Since this is once again the same infection, of course they will be related. I gather that this version is not before and after a treatment, but just at some later point in time. Thus, you are asking if the background infection rates are changing organically, which is again a perfectly reasonable question. At any rate, the correct analysis is McNemar's test.
Edit: It would seem I misinterpreted your third question, perhaps due to a typo.
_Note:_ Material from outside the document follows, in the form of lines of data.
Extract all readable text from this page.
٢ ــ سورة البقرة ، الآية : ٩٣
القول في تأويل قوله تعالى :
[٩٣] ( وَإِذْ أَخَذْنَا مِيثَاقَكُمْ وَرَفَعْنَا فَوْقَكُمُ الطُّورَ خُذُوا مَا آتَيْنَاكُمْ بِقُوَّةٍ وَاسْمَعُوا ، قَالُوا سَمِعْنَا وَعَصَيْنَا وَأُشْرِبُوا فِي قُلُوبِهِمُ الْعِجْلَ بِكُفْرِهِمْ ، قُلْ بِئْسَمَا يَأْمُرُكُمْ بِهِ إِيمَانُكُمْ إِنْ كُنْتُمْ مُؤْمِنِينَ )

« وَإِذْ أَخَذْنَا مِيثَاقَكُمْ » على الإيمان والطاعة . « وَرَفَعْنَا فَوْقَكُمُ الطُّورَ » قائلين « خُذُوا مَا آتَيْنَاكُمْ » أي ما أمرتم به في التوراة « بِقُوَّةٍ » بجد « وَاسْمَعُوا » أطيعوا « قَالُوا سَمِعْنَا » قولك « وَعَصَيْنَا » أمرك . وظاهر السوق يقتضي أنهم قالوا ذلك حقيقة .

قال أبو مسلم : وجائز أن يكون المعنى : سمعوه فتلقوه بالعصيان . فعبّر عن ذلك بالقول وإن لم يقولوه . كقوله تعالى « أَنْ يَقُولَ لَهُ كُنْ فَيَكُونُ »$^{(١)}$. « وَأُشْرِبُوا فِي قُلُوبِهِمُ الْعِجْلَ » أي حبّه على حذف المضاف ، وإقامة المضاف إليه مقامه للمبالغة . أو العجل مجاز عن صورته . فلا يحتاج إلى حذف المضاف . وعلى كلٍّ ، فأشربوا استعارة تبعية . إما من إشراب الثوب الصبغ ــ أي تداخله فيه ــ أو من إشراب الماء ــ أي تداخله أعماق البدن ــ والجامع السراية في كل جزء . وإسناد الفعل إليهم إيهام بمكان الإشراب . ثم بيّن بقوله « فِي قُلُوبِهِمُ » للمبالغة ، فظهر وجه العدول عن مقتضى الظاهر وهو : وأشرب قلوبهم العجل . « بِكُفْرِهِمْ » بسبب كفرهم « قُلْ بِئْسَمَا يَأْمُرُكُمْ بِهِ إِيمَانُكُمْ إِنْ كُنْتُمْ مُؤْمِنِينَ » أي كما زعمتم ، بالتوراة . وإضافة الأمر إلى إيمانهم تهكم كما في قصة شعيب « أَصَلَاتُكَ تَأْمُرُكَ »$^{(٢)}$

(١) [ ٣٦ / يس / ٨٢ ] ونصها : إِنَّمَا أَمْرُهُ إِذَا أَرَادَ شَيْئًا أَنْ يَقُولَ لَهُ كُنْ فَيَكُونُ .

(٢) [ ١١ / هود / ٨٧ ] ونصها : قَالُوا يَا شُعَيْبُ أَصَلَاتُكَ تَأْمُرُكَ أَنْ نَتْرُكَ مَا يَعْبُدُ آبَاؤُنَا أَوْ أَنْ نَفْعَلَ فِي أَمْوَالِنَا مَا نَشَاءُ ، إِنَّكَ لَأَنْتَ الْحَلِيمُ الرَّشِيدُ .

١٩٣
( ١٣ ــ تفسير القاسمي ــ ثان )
I now interpret it as two different infections at two separate timepoints. Under this interpretation, the chi-squared test would be appropriate.
Best Answer
First, a p-value of 0.83 means you do not reject the null.
Second, McNemar's test is about whether the row and column marginals are equal, or, equivalently, whether the "off-diagonal" elements are equal. Since your p value is quite high, you cannot reject the null that they are equal. It's not clear, from your question, what was in the four cells of the crosstabulation.